- Born: February 20, 1960 (age 66) Stanford, California
- Education: Stanford University (B.S., Biology 1981) Yale University (Ph.D.-MD, 1988)
- Children: 2
- Awards: Howard Hughes Medical Institute Research Physician Scientist Award Doris Duke Clinical Scientist Award Pew Scholar in the Biomedical Sciences
- Scientific career
- Fields: Virology

= Dean H. Kedes =

American scientist

Dean Hamilton Kedes (born February 20, 1960) is an American scientist in the field of virology and former director of the medical scientist training program at the University of Virginia school of medicine.

==Education==
Kedes was born in 1960 to Shirley and Laurence H. Kedes. He earned a BS in biology from Stanford University where he conducted neurobiology research under Eric Shooter. Following completion of his undergraduate degree, Kedes matriculated into the MD-PhD track at Yale University School of Medicine, obtaining his dual degrees in 1988. His thesis was on pre-mRNA splicing completed under Joan A. Steitz. Kedes returned to Stanford University to do a residency in internal medicine from 1988-1991. In 1992 he completed an infectious disease fellowship at University of California San Francisco. From 1993-1996 he held a post doctoral position under Donald Ganem where he was awarded a Howard Hughes Medical Institute Post-doctoral Physician Scientist fellowship.

==Career==
Kedes was recruited to the University of Virginia in 1999. He was promoted to associate professor in 2004 and full professor in 2015. He is currently a professor in the Department of Microbiology, Immunology, and Cancer Biology as well as in Medicine, Division of Infectious Diseases and International Health. In 2014 he was selected to head the university's medical scientist training program following the 16-year tenure of previous director Gary K. Owens.

==Research==
Kedes' lab focuses on the pathogenesis of Kaposi's sarcoma-associated herpesvirus, including isolation and characterization of viral genes and their protein products; determination of the protein composition, spatial arrangement and assembly of viral and subviral particles; identification of the cell types initially infected during primary transmission in humans; and the connection between viral and human genomes during chronic infection.

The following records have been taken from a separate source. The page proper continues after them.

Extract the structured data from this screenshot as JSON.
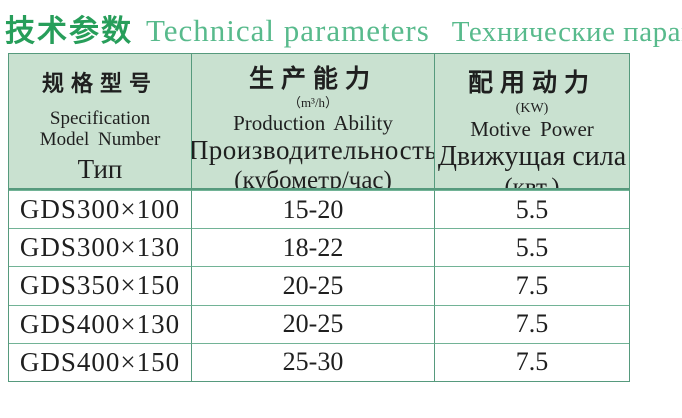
{
  "title": {
    "zh": "技术参数",
    "en": "Technical parameters",
    "ru": "Технические параметры"
  },
  "colors": {
    "title_zh_green": "#279e5a",
    "title_latin_green": "#58ba8c",
    "header_bg": "#c9e1d0",
    "border_green": "#569a7d",
    "row_line_green": "#72b396",
    "text": "#1f1f1f"
  },
  "table": {
    "header": {
      "col1": {
        "zh": "规格型号",
        "en_line1": "Specification",
        "en_line2": "Model Number",
        "ru": "Тип"
      },
      "col2": {
        "zh": "生产能力",
        "unit": "（m³/h）",
        "en": "Production Ability",
        "ru_line1": "Производительность",
        "ru_line2": "(кубометр/час)"
      },
      "col3": {
        "zh": "配用动力",
        "unit": "(KW)",
        "en": "Motive Power",
        "ru_line1": "Движущая сила",
        "ru_line2": "(квт.)"
      }
    },
    "rows": [
      {
        "model": "GDS300×100",
        "capacity": "15-20",
        "power": "5.5"
      },
      {
        "model": "GDS300×130",
        "capacity": "18-22",
        "power": "5.5"
      },
      {
        "model": "GDS350×150",
        "capacity": "20-25",
        "power": "7.5"
      },
      {
        "model": "GDS400×130",
        "capacity": "20-25",
        "power": "7.5"
      },
      {
        "model": "GDS400×150",
        "capacity": "25-30",
        "power": "7.5"
      }
    ]
  }
}
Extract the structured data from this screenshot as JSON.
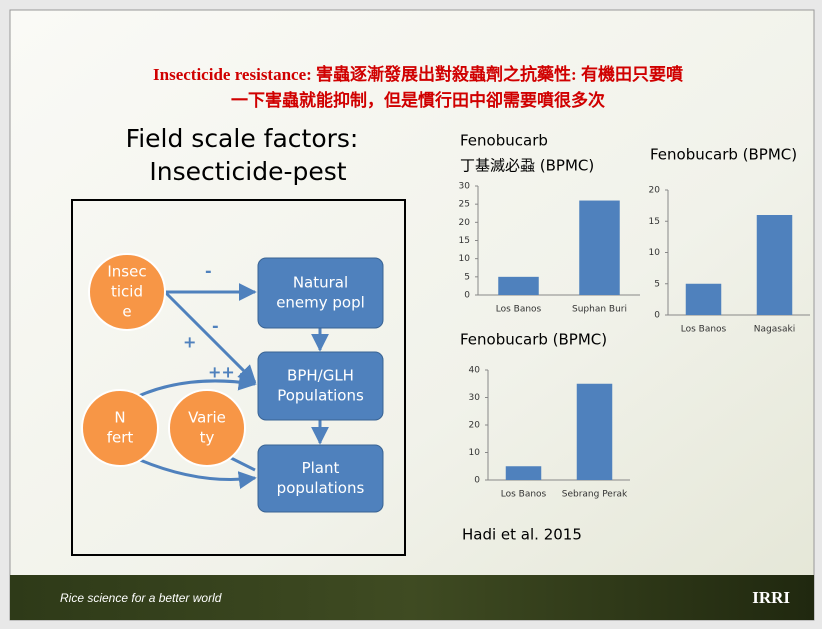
{
  "slide": {
    "title_lines": [
      "Insecticide resistance: 害蟲逐漸發展出對殺蟲劑之抗藥性: 有機田只要噴",
      "一下害蟲就能抑制，但是慣行田中卻需要噴很多次"
    ],
    "heading_lines": [
      "Field scale factors:",
      "Insecticide-pest"
    ],
    "diagram": {
      "nodes": [
        {
          "lines": [
            "Insec",
            "ticid",
            "e"
          ]
        },
        {
          "lines": [
            "N",
            "fert"
          ]
        },
        {
          "lines": [
            "Varie",
            "ty"
          ]
        },
        {
          "lines": [
            "Natural",
            "enemy popl"
          ]
        },
        {
          "lines": [
            "BPH/GLH",
            "Populations"
          ]
        },
        {
          "lines": [
            "Plant",
            "populations"
          ]
        }
      ],
      "edge_labels": [
        "-",
        "-",
        "+",
        "++"
      ]
    },
    "citation": "Hadi et al. 2015",
    "footer": "Rice science for a better world",
    "logo": "IRRI"
  },
  "chart_data": [
    {
      "type": "bar",
      "title": "Fenobucarb",
      "subtitle": "丁基滅必蝨 (BPMC)",
      "categories": [
        "Los Banos",
        "Suphan Buri"
      ],
      "values": [
        5,
        26
      ],
      "color": "#4f81bd",
      "ylim": [
        0,
        30
      ],
      "yticks": [
        0,
        5,
        10,
        15,
        20,
        25,
        30
      ]
    },
    {
      "type": "bar",
      "title": "Fenobucarb (BPMC)",
      "categories": [
        "Los Banos",
        "Nagasaki"
      ],
      "values": [
        5,
        16
      ],
      "color": "#4f81bd",
      "ylim": [
        0,
        20
      ],
      "yticks": [
        0,
        5,
        10,
        15,
        20
      ]
    },
    {
      "type": "bar",
      "title": "Fenobucarb (BPMC)",
      "categories": [
        "Los Banos",
        "Sebrang Perak"
      ],
      "values": [
        5,
        35
      ],
      "color": "#4f81bd",
      "ylim": [
        0,
        40
      ],
      "yticks": [
        0,
        10,
        20,
        30,
        40
      ]
    }
  ]
}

Kedes has received a Doris Duke Clinical Scientist Award, a Pew Scholarship in the Biomedical Sciences, and the Elizabeth Glaser Pediatric AIDS Basic Science Award. His work has been supported by grants from the National Institutes of Health since 2000.

==Key papers==
- Renne R, Zhong W, Herndier B, et al. Lytic growth of Kaposi's sarcoma-associated herpesvirus (human herpesvirus 8) in culture. Nature Medicine. 1996;2(3):342-346.
- Kedes DH, Operskalski E, Busch M, Kohn R, Flood J, Ganem D. The seroepidemiology of human herpesvirus 8 (Kaposi's sarcoma-associated herpesvirus): distribution of infection in KS risk groups and evidence for sexual transmission. Nature Medicine. 1996;2(8):918-924.
- Martin JN, Ganem DE, Osmond DH, Page-Shafer KA, Macrae D, Kedes DH. Sexual Transmission and the Natural History of Human Herpesvirus 8 Infection. New England Journal of Medicine. 1998;338(14):948-954.
- Parsons CH, Adang LA, Overdevest J, et al. KSHV targets multiple leukocyte lineages during long-term productive infection in NOD/SCID mice. Journal of Clinical Investigation. 2006;116(7):1963-1973.
- Adang LA, Parsons CH, Kedes DH. Asynchronous Progression through the Lytic Cascade and Variations in Intracellular Viral Loads Revealed by High-Throughput Single-Cell Analysis of Kaposi's Sarcoma-Associated Herpesvirus Infection. Journal of Virology. 2006;80(20):10073-10082.
- Hassman, L.H., Ellison, T.J., Kedes, D.H. KSHV infects a subset of human tonsillar B cells, driving proliferation and plasmablast differentiation. Journal of Clinical Investigation. 2011, 121(2): 752–768 .
- Woodson, E.N., Anderson, M.A., Loftus, M.S., and Kedes, D.H. Progressive accumulation of activated ERK2 within highly stable ORF45-containing nuclear complexes promotes lytic gammaherpesvirus infection 2014 PLoS Pathogen. 10(4): e1004066.